From the American Heart Association
  • A 41-year-old worker at a manufacturer of heating and air-conditioning systems suffered a sudden cardiac arrest at work. After three shocks and CPR he was revived within 4 minutes. Fortunately, his company had AEDs and trained responders. By the time EMS personnel arrived, he had been resuscitated and was moved to a hospital. The employee survived.

  • A 62-year-old employee of a coatings, glass, and chemical manufacturer suffered a sudden cardiac arrest after walking up the stairs to her office. Employees in the next office heard her fall and notified the plant emergency response team. She was defibrillated and saved in less than 2 minutes. EMS personnel then arrived to transport her to the hospital. She sent a note to the company after her discharge from the hospital saying she had "no doubt that headquarters spent money wisely."

  • An employee at an automobile manufacturer was working on the production line when he suddenly collapsed, lost consciousness, and stopped breathing.
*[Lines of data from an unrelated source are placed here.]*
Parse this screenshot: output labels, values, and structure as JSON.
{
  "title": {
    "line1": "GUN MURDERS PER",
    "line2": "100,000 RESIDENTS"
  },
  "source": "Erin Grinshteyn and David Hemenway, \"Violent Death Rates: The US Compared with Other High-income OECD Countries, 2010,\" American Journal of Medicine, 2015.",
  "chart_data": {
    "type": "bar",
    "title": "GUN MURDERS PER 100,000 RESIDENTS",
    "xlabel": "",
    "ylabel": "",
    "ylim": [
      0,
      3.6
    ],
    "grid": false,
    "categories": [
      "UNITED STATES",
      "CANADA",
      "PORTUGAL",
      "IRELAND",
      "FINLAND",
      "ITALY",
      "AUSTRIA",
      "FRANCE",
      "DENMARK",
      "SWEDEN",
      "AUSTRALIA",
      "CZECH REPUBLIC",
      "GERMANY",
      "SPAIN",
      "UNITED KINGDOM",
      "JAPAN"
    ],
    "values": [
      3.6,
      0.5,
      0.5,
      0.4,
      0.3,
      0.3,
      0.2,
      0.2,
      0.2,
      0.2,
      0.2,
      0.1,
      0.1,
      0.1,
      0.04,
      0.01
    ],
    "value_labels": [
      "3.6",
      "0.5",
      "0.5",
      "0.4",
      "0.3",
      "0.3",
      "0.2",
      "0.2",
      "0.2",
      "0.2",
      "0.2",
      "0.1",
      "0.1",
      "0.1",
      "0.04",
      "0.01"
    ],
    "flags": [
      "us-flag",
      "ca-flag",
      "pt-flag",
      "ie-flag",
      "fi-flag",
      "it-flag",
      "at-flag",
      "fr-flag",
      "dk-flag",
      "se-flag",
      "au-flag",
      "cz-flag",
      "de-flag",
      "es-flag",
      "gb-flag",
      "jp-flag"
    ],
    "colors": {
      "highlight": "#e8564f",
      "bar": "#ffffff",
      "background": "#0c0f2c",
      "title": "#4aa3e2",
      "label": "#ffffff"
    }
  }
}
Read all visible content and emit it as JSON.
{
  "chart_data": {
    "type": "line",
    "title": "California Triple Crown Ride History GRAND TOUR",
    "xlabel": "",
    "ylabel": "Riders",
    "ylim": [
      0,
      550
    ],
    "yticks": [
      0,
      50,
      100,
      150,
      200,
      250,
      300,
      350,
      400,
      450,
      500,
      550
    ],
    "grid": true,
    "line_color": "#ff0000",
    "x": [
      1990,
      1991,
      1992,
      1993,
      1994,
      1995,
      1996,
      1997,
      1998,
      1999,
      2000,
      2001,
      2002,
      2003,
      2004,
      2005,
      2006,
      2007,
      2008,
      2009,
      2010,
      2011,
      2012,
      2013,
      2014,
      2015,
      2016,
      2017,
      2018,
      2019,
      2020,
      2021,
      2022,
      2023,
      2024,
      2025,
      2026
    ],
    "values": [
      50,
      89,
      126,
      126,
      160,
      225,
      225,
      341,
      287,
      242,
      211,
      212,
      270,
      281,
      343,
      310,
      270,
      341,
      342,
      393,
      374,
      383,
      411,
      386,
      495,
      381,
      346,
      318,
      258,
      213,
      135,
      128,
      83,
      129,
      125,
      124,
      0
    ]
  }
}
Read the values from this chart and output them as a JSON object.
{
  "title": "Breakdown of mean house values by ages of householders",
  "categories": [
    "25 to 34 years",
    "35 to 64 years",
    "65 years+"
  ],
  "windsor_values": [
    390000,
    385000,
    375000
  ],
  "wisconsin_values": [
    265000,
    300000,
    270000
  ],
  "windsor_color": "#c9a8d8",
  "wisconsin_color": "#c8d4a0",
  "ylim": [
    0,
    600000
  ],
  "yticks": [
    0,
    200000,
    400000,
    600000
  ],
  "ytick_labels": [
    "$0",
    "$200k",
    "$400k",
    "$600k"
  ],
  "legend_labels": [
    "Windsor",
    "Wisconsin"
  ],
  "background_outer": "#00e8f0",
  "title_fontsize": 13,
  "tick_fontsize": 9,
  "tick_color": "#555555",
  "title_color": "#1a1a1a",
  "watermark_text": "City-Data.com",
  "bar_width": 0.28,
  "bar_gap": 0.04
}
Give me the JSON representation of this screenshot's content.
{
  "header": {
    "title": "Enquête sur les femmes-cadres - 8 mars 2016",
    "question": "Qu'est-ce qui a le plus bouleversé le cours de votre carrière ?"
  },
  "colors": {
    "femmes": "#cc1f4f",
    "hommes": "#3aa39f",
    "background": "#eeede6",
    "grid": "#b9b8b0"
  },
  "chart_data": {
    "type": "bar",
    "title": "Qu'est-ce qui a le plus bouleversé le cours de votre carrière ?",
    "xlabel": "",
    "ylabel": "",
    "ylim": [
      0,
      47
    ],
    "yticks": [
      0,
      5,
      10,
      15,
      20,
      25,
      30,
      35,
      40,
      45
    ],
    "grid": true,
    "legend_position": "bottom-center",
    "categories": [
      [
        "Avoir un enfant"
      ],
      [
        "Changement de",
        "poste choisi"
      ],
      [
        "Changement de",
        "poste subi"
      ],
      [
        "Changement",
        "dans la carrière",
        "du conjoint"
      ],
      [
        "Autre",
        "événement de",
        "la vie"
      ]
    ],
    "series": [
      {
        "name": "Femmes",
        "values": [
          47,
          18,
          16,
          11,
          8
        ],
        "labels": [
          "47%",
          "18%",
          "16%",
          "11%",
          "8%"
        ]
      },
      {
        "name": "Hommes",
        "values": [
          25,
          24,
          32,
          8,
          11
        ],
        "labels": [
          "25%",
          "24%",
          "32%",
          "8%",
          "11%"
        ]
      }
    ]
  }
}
Plant security responded, and after two shocks with an AED, the employee's heart responded and his pulse returned. He's alive today thanks to the fast actions of his co-workers and the company's emergency response plan, which included AED installation and training.

From the National Institute for Occupational Safety and Health
  • While standing on a fire escape during a building renovation, a 30-year-old construction worker was holding a metal pipe with both hands. The pipe contacted a high voltage line, and the worker instantly collapsed. About 4 minutes later, a rescue squad arrived and began CPR. Within 6 minutes the squad had defibrillated the worker. His heartbeat returned to normal and he was transported to a hospital. The worker regained consciousness and was discharged from the hospital within 2 weeks.

AEDS SAVE LIVES!

These devices have a proven track record of saving lives in public places as well as in the workplace. They can do the same for you and your employees. Please consider installing AEDs in your workplace.